There is no portion of Sheridan's political life which is more honorable than his services to freedom during the stormy period between 1793 and 1801. It was a time of extreme opinions. The French Revolution had unsettled the largest intellects of the age, and seditious and despotic principles clashed violently against each other. The Tories, to preserve order, seemed bent on destroying freedom; and the radicals, enraged at the attacks on freedom, or deluded by the abstract commonplaces of the French school, overlooked order in their struggle against oppression. Fox, Sheridan, Grey, Tierney, Erskine, were the nucleus of a legal opposition to the ministry, and, at the head of a small minority of Whigs, defended the free principles of the constitution against the court, the administration, and popular clamor.

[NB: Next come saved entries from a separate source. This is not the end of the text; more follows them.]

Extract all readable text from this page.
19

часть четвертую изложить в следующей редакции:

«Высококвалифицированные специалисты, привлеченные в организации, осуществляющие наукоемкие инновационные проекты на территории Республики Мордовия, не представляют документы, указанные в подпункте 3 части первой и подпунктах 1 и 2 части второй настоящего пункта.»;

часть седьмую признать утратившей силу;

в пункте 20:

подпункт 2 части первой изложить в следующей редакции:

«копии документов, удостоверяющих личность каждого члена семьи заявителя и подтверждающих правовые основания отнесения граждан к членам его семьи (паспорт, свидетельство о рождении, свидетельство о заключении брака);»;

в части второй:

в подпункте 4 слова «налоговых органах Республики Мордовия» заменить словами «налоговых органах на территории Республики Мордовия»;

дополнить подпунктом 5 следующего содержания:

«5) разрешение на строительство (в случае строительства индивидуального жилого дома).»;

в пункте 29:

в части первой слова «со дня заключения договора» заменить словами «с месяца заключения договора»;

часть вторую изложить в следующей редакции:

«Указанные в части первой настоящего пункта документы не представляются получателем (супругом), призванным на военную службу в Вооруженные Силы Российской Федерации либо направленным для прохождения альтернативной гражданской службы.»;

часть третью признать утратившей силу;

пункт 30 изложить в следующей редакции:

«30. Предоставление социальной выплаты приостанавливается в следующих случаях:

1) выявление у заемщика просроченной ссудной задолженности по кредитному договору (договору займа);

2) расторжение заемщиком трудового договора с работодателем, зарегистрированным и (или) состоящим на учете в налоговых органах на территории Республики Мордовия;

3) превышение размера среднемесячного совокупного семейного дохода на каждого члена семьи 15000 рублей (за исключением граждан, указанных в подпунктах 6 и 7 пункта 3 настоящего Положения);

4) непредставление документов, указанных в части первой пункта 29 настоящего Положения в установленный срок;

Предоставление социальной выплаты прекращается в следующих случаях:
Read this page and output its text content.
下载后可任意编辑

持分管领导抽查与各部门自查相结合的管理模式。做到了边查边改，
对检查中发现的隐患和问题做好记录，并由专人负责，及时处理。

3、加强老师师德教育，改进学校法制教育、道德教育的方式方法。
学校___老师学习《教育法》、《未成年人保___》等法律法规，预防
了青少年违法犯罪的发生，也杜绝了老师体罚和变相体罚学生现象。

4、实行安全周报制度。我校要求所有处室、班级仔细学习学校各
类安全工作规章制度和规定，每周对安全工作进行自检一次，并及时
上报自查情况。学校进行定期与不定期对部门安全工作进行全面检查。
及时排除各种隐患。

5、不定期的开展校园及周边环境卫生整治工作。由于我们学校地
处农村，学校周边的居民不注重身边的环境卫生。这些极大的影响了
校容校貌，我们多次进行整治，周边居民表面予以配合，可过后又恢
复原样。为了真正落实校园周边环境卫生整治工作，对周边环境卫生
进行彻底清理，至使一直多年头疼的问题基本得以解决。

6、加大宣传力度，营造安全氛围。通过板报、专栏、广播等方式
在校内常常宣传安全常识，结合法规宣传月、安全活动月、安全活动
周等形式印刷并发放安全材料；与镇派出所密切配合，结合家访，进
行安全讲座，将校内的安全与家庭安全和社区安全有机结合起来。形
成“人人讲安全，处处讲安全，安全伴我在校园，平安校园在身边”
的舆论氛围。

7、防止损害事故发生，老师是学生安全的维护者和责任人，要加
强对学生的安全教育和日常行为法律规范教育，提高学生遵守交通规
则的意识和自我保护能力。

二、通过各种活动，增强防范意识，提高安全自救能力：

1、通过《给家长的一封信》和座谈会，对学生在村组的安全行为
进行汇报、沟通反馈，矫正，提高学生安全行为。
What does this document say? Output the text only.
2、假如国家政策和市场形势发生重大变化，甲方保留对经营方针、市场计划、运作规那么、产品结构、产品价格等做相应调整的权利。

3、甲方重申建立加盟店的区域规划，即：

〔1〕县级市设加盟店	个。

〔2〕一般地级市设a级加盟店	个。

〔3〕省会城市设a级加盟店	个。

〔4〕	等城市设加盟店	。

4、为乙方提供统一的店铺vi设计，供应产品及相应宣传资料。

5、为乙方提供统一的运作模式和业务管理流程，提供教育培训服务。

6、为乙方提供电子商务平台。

Sheridan adhered generally to his party, though he contrived to escape some of their glorious unpopularity by giving a hearty support to the government on a few trying occasions. His various speeches during this period display his usual brilliancy, with passages here and there of powerful declamation. It is needless to say that his dissipation and debts were on the increase. His patriotism was not allowed to dull the edge of his sensuality. In his habits of mystification, too, in the preparation of his speeches, he displayed his customary cunning. In 1794, when called upon, as one of the prosecutors of Hastings, to reply to Mr. Law, he spent two or three days in such close application to reading and writing, as to complain to a friend of having motes in his eyes. When he entered Westminster Hall, he was asked by one of his brothermanagers for his bag and papers. He answered, that he had none, and must get through with his speech as he best might;

"he would abuse Ned Law, ridicule Plumer's long orations, make the court laugh, please the women, and, in short, go triumphantly through his task." Much to the surprise of the managers, he succeeded admirably.